BattleCON, short for Battle Connection, is actually the name of the system used in the board game; the game proper is called War of Indines (pronounced In-deans). In BattleCON, players have a set of "bases", or fundamental tactics common to each character, and "styles", modifier cards that "connect" to bases (hence the name of the game) that are unique to each character. Every round (or "beat"), players lay down a style and base, double blind, and reveal them at the same time, and the beat is resolved with each player activating effects on their card as necessary. Players play beats until one player falls or the timer runs out.
The actual backstory of War of Indines is on the publisher's website
, found here
. The game also has it's own wikia, here
Round 1, fight! This game provides examples of:
- Boring but Practical: The 'Pulse' and 'Cancel' special actions. The overdrive finishers may be sexier and more decisive, but many of them are difficult to land and can backfire on the user - burning your special action card to reliably cut down your opponents' options is usually the wiser choice.
- Guide Dang It: Unlocking the secret character's Print and Play for Devastation. Really, an unlockable character in a card game. The developers want it to not be too blatant, so for your hint, study the Epilogue section of the Battlequest rule book carefully.
- Limit Break: Once a fighter's hit points drop to 1/3 of their starting hp, they gain the ability to use a finisher, a unique and powerful move that replaces the attack pair on the turn it is used.
- Loads and Loads of Characters: And how! There are 18 in War of Indines, 30 more in Devastation of Indines, and more than a handful of supporting characters—there are even promotional and guest characters available, for a grand total of close to 60 playable characters.
- Morton's Fork: The community refers to this as "card lock" - where all of your good responses to a given attack are unusable, leaving you with only bad options.

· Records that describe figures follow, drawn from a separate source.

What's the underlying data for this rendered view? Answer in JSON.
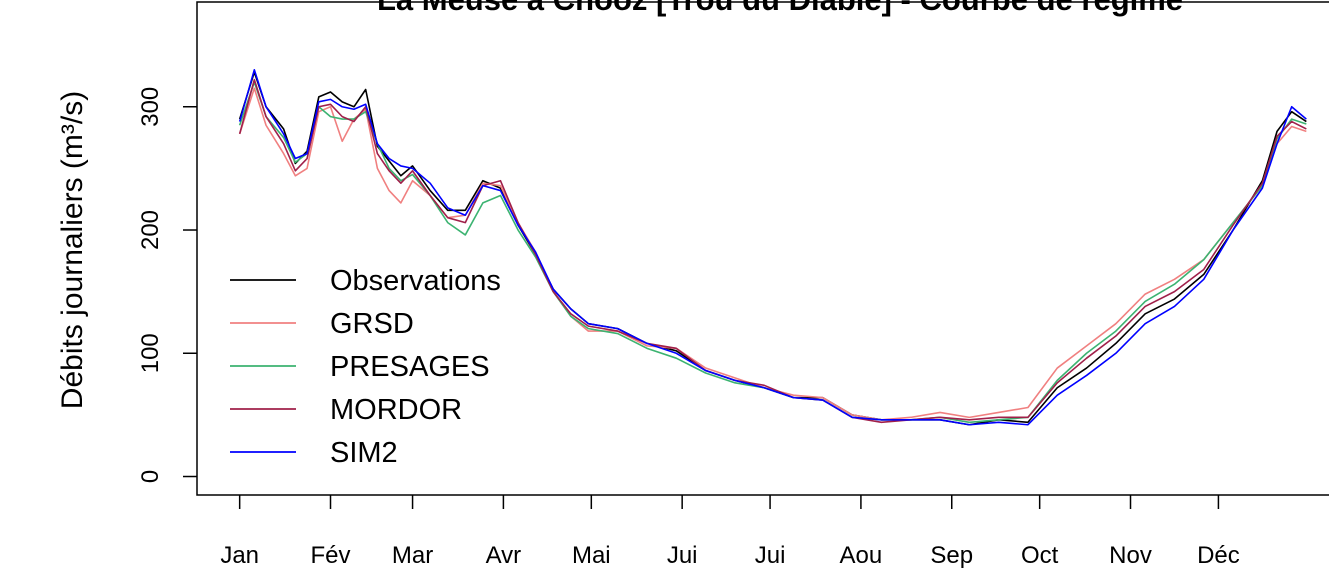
{
  "chart_data": {
    "type": "line",
    "title": "La Meuse à Chooz [Trou du Diable] - Courbe de régime",
    "y_label": "Débits journaliers (m³/s)",
    "x": [
      1,
      6,
      10,
      16,
      20,
      24,
      28,
      32,
      36,
      40,
      44,
      48,
      52,
      56,
      60,
      66,
      72,
      78,
      84,
      90,
      96,
      102,
      108,
      114,
      120,
      130,
      140,
      150,
      160,
      170,
      180,
      190,
      200,
      210,
      220,
      230,
      240,
      250,
      260,
      270,
      280,
      290,
      300,
      310,
      320,
      330,
      340,
      350,
      355,
      360,
      365
    ],
    "series": [
      {
        "name": "Observations",
        "color": "#000000",
        "values": [
          290,
          328,
          300,
          282,
          254,
          264,
          308,
          312,
          304,
          300,
          314,
          268,
          256,
          244,
          252,
          232,
          216,
          216,
          240,
          234,
          204,
          180,
          152,
          136,
          124,
          120,
          108,
          102,
          86,
          78,
          72,
          64,
          64,
          50,
          46,
          46,
          46,
          42,
          46,
          44,
          72,
          88,
          108,
          132,
          144,
          164,
          200,
          240,
          280,
          296,
          288
        ]
      },
      {
        "name": "GRSD",
        "color": "#f08080",
        "values": [
          278,
          315,
          285,
          262,
          244,
          250,
          296,
          300,
          272,
          290,
          298,
          250,
          232,
          222,
          240,
          228,
          210,
          212,
          238,
          236,
          206,
          182,
          150,
          130,
          118,
          118,
          106,
          104,
          88,
          80,
          72,
          66,
          64,
          50,
          46,
          48,
          52,
          48,
          52,
          56,
          88,
          106,
          124,
          148,
          160,
          176,
          206,
          236,
          270,
          284,
          280
        ]
      },
      {
        "name": "PRESAGES",
        "color": "#3cb371",
        "values": [
          285,
          320,
          292,
          275,
          255,
          262,
          300,
          292,
          290,
          290,
          296,
          270,
          250,
          240,
          245,
          228,
          206,
          196,
          222,
          228,
          200,
          178,
          150,
          130,
          120,
          116,
          104,
          96,
          84,
          76,
          72,
          64,
          62,
          48,
          46,
          46,
          48,
          44,
          46,
          48,
          78,
          100,
          118,
          142,
          156,
          176,
          206,
          236,
          274,
          290,
          286
        ]
      },
      {
        "name": "MORDOR",
        "color": "#a0204a",
        "values": [
          278,
          322,
          292,
          270,
          248,
          258,
          300,
          302,
          292,
          288,
          300,
          262,
          248,
          238,
          248,
          228,
          210,
          206,
          236,
          240,
          206,
          180,
          150,
          132,
          122,
          118,
          108,
          104,
          86,
          78,
          74,
          64,
          62,
          48,
          44,
          46,
          48,
          46,
          48,
          48,
          76,
          96,
          114,
          138,
          150,
          168,
          204,
          238,
          276,
          288,
          282
        ]
      },
      {
        "name": "SIM2",
        "color": "#0000ff",
        "values": [
          288,
          330,
          300,
          278,
          258,
          262,
          304,
          306,
          300,
          298,
          302,
          270,
          258,
          252,
          250,
          238,
          218,
          212,
          236,
          232,
          204,
          182,
          152,
          136,
          124,
          120,
          108,
          100,
          86,
          78,
          72,
          64,
          62,
          48,
          46,
          46,
          46,
          42,
          44,
          42,
          66,
          82,
          100,
          124,
          138,
          160,
          200,
          234,
          270,
          300,
          290
        ]
      }
    ],
    "xlim": [
      -13.56,
      379.56
    ],
    "xticks": [
      {
        "value": 1,
        "label": "Jan"
      },
      {
        "value": 32,
        "label": "Fév"
      },
      {
        "value": 60,
        "label": "Mar"
      },
      {
        "value": 91,
        "label": "Avr"
      },
      {
        "value": 121,
        "label": "Mai"
      },
      {
        "value": 152,
        "label": "Jui"
      },
      {
        "value": 182,
        "label": "Jui"
      },
      {
        "value": 213,
        "label": "Aou"
      },
      {
        "value": 244,
        "label": "Sep"
      },
      {
        "value": 274,
        "label": "Oct"
      },
      {
        "value": 305,
        "label": "Nov"
      },
      {
        "value": 335,
        "label": "Déc"
      }
    ],
    "ylim": [
      -15,
      385
    ],
    "yticks": [
      0,
      100,
      200,
      300
    ],
    "legend": "left"
  }
}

Use of the cancel special action or deliberate clashing can make this more likely.
- Tactical Rock-Paper-Scissors: The bases have this kind of relationship. Grasp will put a strike out of hit range, but will whiff against the start of beat retreat of a burst, which in turn will be countered by a drive's forward movement and so on. Of course, the style and unique ability a base is used with can completely change how it relates to other attacks.
The game's setting and story provide examples of:
- Klingon Scientists Get No Respect: A citizen of Willat who cannot use magic will find themselves 'directed' towards menial labor jobs, and can say goodbye to higher pay or advancement in society.
- Lovecraft Lite: There are definitely horrors beyond the dimensional gate, but Oriana seems more of an intergalactic conquerer than an all-destroying monstrosity.
- Ignored Expert: Runika's warning about the return of the dragon king is ignored by everyone but Eligor.
- Our Dragons Are Different: Standard huge, ruthless lizards. Used to rule the world until humanity overthrew them thousands of years before the series is set. They have powerful magical abilities and Voluntary Shapeshifting powers, allowing some to survive into the present day disguised as humans.
- The Bad Guy Wins: Hepzibah Heketch and Demitrias successfully revive Rexan in the storyline of War.
- The Magocracy: The Magocracy of Willat, a small but highly advanced nation siutuated in the northern mountains. Majority of the population consists of elves, and most citizens are capable of using magic to some degree.
- The Theocracy: The desert nation of Sanghalim.
- Überwald: The Empire of Gesselheim, known as Lesion before it's unification by the Dark Overlord Rexan. A barren land in the south, populated by undead, beastmen, barbarian tribes, and monsters who are able to live in conditions that would not support human life. The largest and most populous of the nations on the continent of Indines, but also the poorest.